Una delle scoperte più significative riguarda il netto divario tra classi sociali ed economiche. Gli adulti con redditi inferiori ai 35.000 dollari annui hanno registrato i tassi più elevati, con un aumento dall'8,8% al 12,6% nel corso del decennio. Chi guadagna oltre 75.000 dollari all'anno ha visto invece un incremento contenuto, dall'1,8% al 3,9%. La forbice è ancora più evidente se si considera il livello d'istruzione: tra chi non ha completato le scuole superiori i problemi cognitivi autodichiarati sono passati dall'11,1% al 14,3%, mentre tra i laureati l'aumento è stato dall'2,1% al 3,6%.
Anche le disparità etniche e razziali emergono con chiarezza dall'analisi. Gli adulti nativi americani e nativi dell'Alaska presentano la prevalenza più alta in assoluto, con tassi saliti dal 7,5% all'11,2%. Seguono gli ispanici, passati dal 6,8% al 9,9%, e gli afroamericani, dall'7,3% all'8,2%. I bianchi registrano un incremento dal 4,5% al 6,3%, mentre gli asiatici mostrano l'aumento più contenuto, dal 3,9% al 4,8%. Questi dati suggeriscono che l'aumento più marcato si concentra proprio nelle popolazioni che già affrontano svantaggi strutturali significativi.
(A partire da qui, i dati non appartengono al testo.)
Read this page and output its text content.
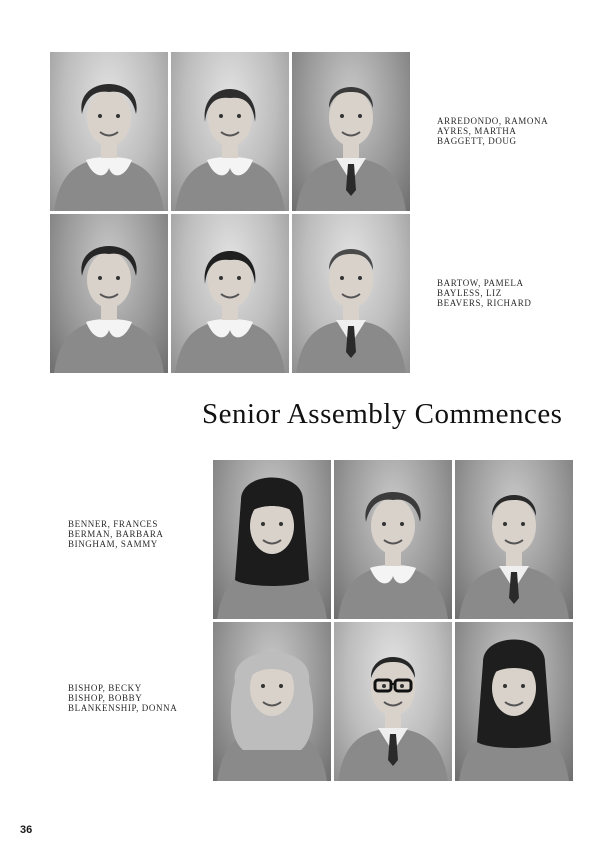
ARREDONDO, RAMONA
AYRES, MARTHA
BAGGETT, DOUG
BARTOW, PAMELA
BAYLESS, LIZ
BEAVERS, RICHARD
Senior Assembly Commences
BENNER, FRANCES
BERMAN, BARBARA
BINGHAM, SAMMY
BISHOP, BECKY
BISHOP, BOBBY
BLANKENSHIP, DONNA
36
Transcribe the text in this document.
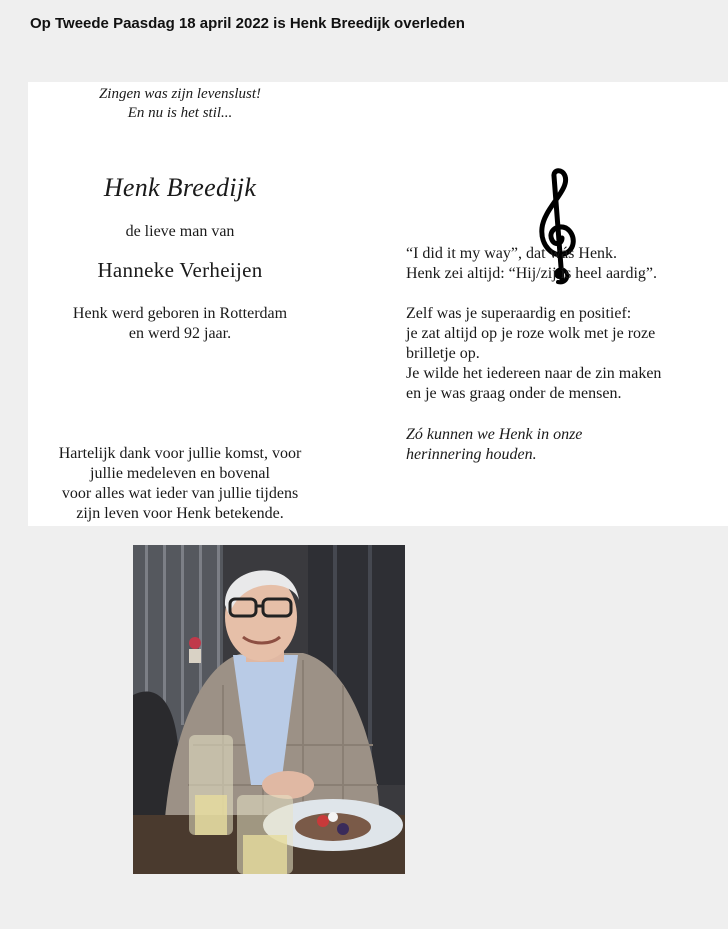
Op Tweede Paasdag 18 april 2022 is Henk Breedijk overleden
Zingen was zijn levenslust!
En nu is het stil...
Henk Breedijk
de lieve man van
Hanneke Verheijen
Henk werd geboren in Rotterdam
en werd 92 jaar.
Hartelijk dank voor jullie komst, voor
jullie medeleven en bovenal
voor alles wat ieder van jullie tijdens
zijn leven voor Henk betekende.
“I did it my way”, dat wás Henk.
Henk zei altijd: “Hij/zij is heel aardig”.
Zelf was je superaardig en positief:
je zat altijd op je roze wolk met je roze
brilletje op.
Je wilde het iedereen naar de zin maken
en je was graag onder de mensen.
Zó kunnen we Henk in onze
herinnering houden.
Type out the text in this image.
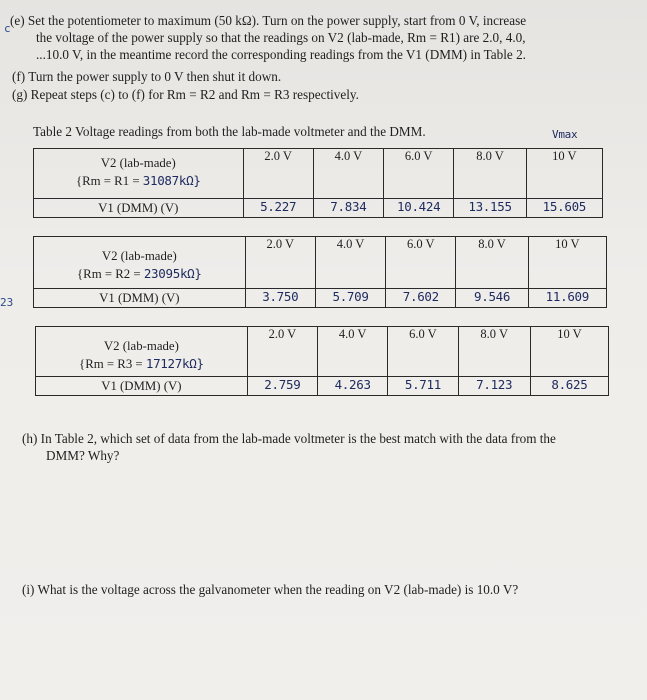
c
23
(e) Set the potentiometer to maximum (50 kΩ). Turn on the power supply, start from 0 V, increase
the voltage of the power supply so that the readings on V2 (lab-made, Rm = R1) are 2.0, 4.0,
...10.0 V, in the meantime record the corresponding readings from the V1 (DMM) in Table 2.
(f) Turn the power supply to 0 V then shut it down.
(g) Repeat steps (c) to (f) for Rm = R2 and Rm = R3 respectively.
Table 2 Voltage readings from both the lab-made voltmeter and the DMM.	Vmax
V2 (lab-made)
{Rm = R1 = 31087kΩ}	2.0 V	4.0 V	6.0 V	8.0 V	10 V
V1 (DMM) (V)	5.227	7.834	10.424	13.155	15.605
V2 (lab-made)
{Rm = R2 = 23095kΩ}	2.0 V	4.0 V	6.0 V	8.0 V	10 V
V1 (DMM) (V)	3.750	5.709	7.602	9.546	11.609
V2 (lab-made)
{Rm = R3 = 17127kΩ}	2.0 V	4.0 V	6.0 V	8.0 V	10 V
V1 (DMM) (V)	2.759	4.263	5.711	7.123	8.625
(h) In Table 2, which set of data from the lab-made voltmeter is the best match with the data from the
DMM? Why?
(i) What is the voltage across the galvanometer when the reading on V2 (lab-made) is 10.0 V?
La metodologia dello studio si è basata su una domanda diretta posta ai partecipanti: "A causa di una condizione fisica, mentale o emotiva, ha serie difficoltà a concentrarsi, ricordare o prendere decisioni?". Chi rispondeva affermativamente veniva classificato come affetto da disabilità cognitiva. I ricercatori hanno escluso dall'analisi le risposte di persone che riferivano depressione e hanno omesso i dati del 2020 per l'impatto anomalo della pandemia da COVID-19.
De Havenon riconosce che lo studio presenta alcune limitazioni intrinseche. Si tratta infatti di dati autoriferiti raccolti tramite interviste telefoniche, il che significa che i partecipanti potrebbero non aver ricordato tutti i dettagli con precisione. Inoltre, la definizione ampia utilizzata per la disabilità cognitiva potrebbe catturare una gamma di esperienze piuttosto che una specifica diagnosi clinica. Nonostante queste riserve metodologiche, il neurologo insiste sul fatto che l'incremento è reale e particolarmente pronunciato tra gli under 40.
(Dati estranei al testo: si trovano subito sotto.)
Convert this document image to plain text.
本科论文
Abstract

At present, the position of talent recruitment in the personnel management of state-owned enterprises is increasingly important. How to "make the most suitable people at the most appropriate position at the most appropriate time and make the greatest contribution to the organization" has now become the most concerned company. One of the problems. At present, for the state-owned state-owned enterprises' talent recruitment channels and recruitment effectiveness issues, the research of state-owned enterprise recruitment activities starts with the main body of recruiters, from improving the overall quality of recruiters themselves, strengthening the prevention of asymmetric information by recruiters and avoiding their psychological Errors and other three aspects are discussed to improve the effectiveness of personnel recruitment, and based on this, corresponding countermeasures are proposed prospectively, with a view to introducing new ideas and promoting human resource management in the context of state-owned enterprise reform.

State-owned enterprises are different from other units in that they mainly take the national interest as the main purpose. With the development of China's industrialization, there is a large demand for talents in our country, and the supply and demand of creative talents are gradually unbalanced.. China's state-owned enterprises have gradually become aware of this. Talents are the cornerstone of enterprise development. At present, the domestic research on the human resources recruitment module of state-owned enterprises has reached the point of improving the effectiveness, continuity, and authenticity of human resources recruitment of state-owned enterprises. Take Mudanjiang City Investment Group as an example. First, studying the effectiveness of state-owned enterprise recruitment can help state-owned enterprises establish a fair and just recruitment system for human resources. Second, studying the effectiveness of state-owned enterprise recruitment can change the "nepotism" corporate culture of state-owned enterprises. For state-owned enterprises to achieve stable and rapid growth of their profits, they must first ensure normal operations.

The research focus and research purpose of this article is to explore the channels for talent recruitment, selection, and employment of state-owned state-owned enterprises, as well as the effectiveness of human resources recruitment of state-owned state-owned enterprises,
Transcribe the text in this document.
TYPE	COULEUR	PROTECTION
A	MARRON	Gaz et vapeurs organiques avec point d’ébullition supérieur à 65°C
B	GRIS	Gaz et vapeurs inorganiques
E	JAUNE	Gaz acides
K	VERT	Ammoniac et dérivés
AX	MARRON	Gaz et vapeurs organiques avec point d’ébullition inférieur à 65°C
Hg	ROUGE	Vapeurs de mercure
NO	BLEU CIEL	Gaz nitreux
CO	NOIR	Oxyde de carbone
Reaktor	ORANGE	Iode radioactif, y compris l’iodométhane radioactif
Secondo il ricercatore, sono necessari approfondimenti per comprendere cosa stia guidando questo aumento massiccio tra i giovani adulti, considerando le potenziali implicazioni a lungo termine per la salute, la produttività della forza lavoro e i sistemi sanitari. L'incremento potrebbe riflettere cambiamenti effettivi nella salute cerebrale, una maggiore consapevolezza e disponibilità a segnalare problemi, oppure altri fattori sanitari e sociali. La questione rimane aperta e richiede un'analisi più approfondita delle cause sociali ed economiche che potrebbero alimentare questa tendenza preoccupante.
Sebbene l'indagine non abbia misurato direttamente il deterioramento cognitivo clinico, l'aumento delle difficoltà autoriferite tra i giovani adulti indica chiaramente un problema emergente di salute pubblica. La necessità di comprendere e affrontare i fattori sottostanti diventa urgente, soprattutto alla luce delle disuguaglianze evidenti che caratterizzano la distribuzione di questi problemi nella popolazione americana. Le sfide cognitive non colpiscono in modo uniforme, ma seguono le linee di frattura economiche, educative ed etniche della società statunitense.